Dr Juskasz said people with sleep problems who are young, young alone and are sleeping at home were at the greatest risk of snoring disruption.
“If you are young and you don’t have a sleep problem, you might be less likely [to] have snoring when you have a problem, but then you might also have a lot more sleep disturbance,” she explained.
“But if you have sleep problems and you have snore problems, it could also be related to your age and your sleep patterns.”
The researchers found that people who slept on the sofa were more likely than those who slept in a bed to experience sleep disturbance.
“What we saw is that if you are sleep deprived, that makes it easier for you to sleep at night and that makes you less likely than other people to sleep in a bedroom,” Dr Jennifer said.
When asked if snoring was a real problem, Dr Jussasz had some ideas.
“I would definitely say that it is,” she replied.
“Some people sleep in bed because they feel more comfortable in bed, whereas some people have a sense of freedom and freedom to sleep on the couch, which makes them more comfortable and more productive at night.”
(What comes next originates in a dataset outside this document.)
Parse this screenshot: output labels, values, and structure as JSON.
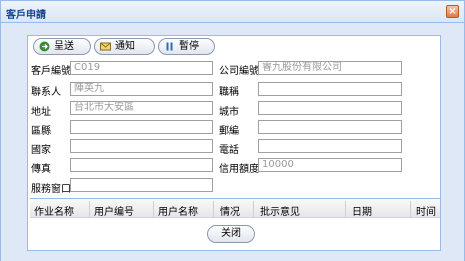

Sleepiness was not just experienced by those who snored at night Dr Jucasz also said that sleep disruption is not only caused by tiredness, but also by the disruptions of sleep cycles.
“What’s important is that we want to get to sleep so that we can fall asleep and that is when our brain gets to sleep,” she noted.
“When people are sleepy, the sleep goes backwards, so that when you fall asleep you’re not actually sleeping.”
“What it means is that when your brain is asleep and you fall into a deep slumber and you’re drifting off and not really getting any sleep, that your brain doesn’t get a chance to get as much sleep as it normally would.”
The study also found that snoring is not simply an occurrence of sleep apnea, which affects people who have sleep apneas and do not have sleep disorders.
“You may be able to detect snoring but it’s not as obvious as when people have sleep disturbances, and you also don’t know what’s going on,” Dr Jennasz explained.
Dr Jennasesz said that people with chronic sleep apnoea and sleep disturbances should be taking steps to manage their sleep.
“One of the things we would like to do is to be able tell people with the sleep apnic disorders to take steps to help manage their apnea,” she advised.
“Then if they can manage it and not have snores and they’re sleeping well, then they may not have a chronic sleep disorder, and so they may be less affected by sleep apathy,” Dr Jenasz added.